Maybe that means I’m becoming one of those insufferable Golden Age of Theater People against my own will. Or I’m just being unbearably millennial and overly romanticizing a time period that has barely passed me by, but…
HAHA. Just kidding. I’m not.
This is reality. The original American musical, as measured by what’s been presented on Broadway, its biggest stage, has been a giant black hole of suckitude for the last few years. Even if we expand the definition of ‘original’ to include shows like Kinky Boots and Catch Me If You Can, Broadway STILL fails to make me give a flying fuck. Because honestly, how am I supposed to care about a place this full of paper-thin plot, pastiche, schmaltz, and emotional manipulation designed to cover for the lack of subtext necessary to support genuine complexity of feeling? What do I have to dig into there? To think about and talk about and obsessively analyze the underpinnings and inner-workings of?
Now, this is the part where I digress and acknowledge, lest the whole internet crash down upon me with totally tangential hatred, that The Book of Mormon happened in 2011. And as American musicals go, it was both original, and awesome. It also made me think a lot — about faith and community and the modern way. But The Book of Mormon is so slick, so polished, so note-for-note and line-for-line perfect, that it’s kind of uninteresting to think about and discuss. It’s also so popular and spendy that it is nigh-unto-impossible for most people to experience this show once, let alone repeatedly. So it’s been knocked out of the running in this discussion.

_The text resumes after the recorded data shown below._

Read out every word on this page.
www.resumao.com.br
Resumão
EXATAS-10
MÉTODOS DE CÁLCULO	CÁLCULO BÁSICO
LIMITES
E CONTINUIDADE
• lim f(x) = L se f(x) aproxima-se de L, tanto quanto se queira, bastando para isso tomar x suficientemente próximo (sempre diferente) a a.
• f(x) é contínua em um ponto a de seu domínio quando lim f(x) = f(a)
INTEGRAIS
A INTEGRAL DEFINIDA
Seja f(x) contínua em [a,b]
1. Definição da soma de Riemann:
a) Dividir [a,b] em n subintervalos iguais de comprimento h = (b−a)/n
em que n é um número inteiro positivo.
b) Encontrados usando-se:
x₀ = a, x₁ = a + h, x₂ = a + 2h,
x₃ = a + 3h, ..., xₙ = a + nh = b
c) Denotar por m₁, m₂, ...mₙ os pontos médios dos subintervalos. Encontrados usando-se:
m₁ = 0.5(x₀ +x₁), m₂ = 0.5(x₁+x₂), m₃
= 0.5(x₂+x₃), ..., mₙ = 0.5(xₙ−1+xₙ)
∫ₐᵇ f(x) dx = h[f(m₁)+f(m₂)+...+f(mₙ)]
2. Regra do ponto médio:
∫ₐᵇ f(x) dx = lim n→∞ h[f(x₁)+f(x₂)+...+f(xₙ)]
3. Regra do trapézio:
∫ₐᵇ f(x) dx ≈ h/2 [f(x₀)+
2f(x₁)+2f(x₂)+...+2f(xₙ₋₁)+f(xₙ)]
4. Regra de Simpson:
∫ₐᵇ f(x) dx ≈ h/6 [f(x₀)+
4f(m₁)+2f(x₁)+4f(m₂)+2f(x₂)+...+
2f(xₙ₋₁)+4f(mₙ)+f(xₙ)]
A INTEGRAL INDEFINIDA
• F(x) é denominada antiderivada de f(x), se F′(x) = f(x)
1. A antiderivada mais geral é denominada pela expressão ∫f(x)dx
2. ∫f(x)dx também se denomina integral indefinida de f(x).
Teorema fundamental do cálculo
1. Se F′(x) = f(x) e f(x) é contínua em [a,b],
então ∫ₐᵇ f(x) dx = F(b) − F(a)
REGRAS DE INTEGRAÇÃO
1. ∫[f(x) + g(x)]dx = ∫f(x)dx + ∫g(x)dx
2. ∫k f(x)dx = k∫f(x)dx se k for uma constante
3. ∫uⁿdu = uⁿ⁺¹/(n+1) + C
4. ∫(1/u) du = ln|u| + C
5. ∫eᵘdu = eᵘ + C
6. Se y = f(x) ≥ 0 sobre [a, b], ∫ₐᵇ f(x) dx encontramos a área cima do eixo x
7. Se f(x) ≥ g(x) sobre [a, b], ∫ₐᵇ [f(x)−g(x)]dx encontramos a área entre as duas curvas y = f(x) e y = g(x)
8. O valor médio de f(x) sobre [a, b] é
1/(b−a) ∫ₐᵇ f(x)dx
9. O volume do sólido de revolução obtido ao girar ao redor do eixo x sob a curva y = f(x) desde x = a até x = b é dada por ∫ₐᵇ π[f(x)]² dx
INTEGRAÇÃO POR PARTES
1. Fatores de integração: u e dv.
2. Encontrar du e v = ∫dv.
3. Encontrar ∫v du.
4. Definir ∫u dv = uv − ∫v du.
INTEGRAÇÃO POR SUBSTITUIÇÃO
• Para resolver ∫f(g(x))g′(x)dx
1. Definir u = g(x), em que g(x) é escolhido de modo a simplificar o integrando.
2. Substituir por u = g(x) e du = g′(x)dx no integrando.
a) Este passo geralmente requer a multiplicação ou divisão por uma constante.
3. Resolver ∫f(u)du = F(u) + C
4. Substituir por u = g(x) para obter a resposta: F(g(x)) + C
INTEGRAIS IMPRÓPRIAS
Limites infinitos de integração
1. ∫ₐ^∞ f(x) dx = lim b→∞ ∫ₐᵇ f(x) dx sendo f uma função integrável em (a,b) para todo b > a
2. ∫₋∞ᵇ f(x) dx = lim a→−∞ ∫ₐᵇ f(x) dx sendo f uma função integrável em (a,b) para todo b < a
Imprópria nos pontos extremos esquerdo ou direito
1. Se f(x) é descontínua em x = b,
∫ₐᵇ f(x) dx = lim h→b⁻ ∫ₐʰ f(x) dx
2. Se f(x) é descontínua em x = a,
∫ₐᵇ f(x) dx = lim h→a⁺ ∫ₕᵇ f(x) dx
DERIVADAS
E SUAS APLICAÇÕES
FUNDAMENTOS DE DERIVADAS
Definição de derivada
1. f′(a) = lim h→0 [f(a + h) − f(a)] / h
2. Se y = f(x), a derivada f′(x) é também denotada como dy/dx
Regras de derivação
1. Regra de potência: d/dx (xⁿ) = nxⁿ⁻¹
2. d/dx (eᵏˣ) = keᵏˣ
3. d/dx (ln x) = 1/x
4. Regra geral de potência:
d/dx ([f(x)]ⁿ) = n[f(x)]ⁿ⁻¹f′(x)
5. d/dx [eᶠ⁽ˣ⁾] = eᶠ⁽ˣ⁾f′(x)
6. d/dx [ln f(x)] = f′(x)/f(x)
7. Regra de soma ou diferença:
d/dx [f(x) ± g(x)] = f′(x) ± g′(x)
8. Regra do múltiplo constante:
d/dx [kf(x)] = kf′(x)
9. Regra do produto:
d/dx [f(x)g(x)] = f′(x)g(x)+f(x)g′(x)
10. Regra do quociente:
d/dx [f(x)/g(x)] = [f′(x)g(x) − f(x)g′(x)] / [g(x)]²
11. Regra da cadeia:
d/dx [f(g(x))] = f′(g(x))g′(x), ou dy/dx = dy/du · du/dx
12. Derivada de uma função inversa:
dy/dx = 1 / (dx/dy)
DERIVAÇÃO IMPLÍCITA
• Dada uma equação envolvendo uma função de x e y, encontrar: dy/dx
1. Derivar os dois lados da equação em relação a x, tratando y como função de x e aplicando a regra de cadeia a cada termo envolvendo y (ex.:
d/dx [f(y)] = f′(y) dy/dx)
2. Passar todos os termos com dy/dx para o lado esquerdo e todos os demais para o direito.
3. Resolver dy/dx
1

Which brings me back to this:
With the exception of the nostalgic (and unoriginal) gem of Newsies, I’ve hated the world of new American musical theater on Broadway since American Idiot closed. Nothing has challenged me. Or exposed a single vulnerable nerve to the big bad outside world. Or asked me to think about the planet, or humanity, or even just musical theater, in a new way. Nothing has made me want to go back, over and over again, to experience the rush — or the emotional assault — once more.
Not the way Idiot did as it encapsulated the challenges and horrors — both thrust upon them and self-imposed — faced by an entire generation of young American men. The very generation of men I grew up amongst and will someday lead this country beside (hopefully). Or the way Bloody Bloody did by presenting our country’s political past in a contemporary context, throwing both history and modern life into sharp relief and making me reconsider my participation in the American political machine. Or the way The Scottsboro Boys did by forcing me to face down the horror of that kind of injustice, and wonder what exactly could be done about the ways our society continues to reenact those injustices to this day, in thousands of new and old ways.
And without that. Without shows that are more than just a very shiny, tuneful escape from my boring work day, well… Broadway becomes a place I struggle to even care about.
I’m all for balance. Newsies was a wonderful night at the theater, and what’s more, it plays a role in building a Great White Way that is accessible to different kinds of audiences. But what does it contribute to the history of theater as a lens through which we document, and interpret, and evaluate and reevaluate our American history? And why should I give a fuck about Broadway — why should I spend hours of my short life, and thousands of my hard earned dollars — if at some point, it’s not going to ask me some tough questions and make me feel something so strong and so real that I spend days and weeks and months trying to sort all the pieces of my feelings into words.
So come on, Broadway. Shut me up, show me down, prove me wrong. Ask me a question it will take me months of writing to answer. I’m begging you. But please, just do it soon. Because cute boys tap dancing can only entertain me for so long.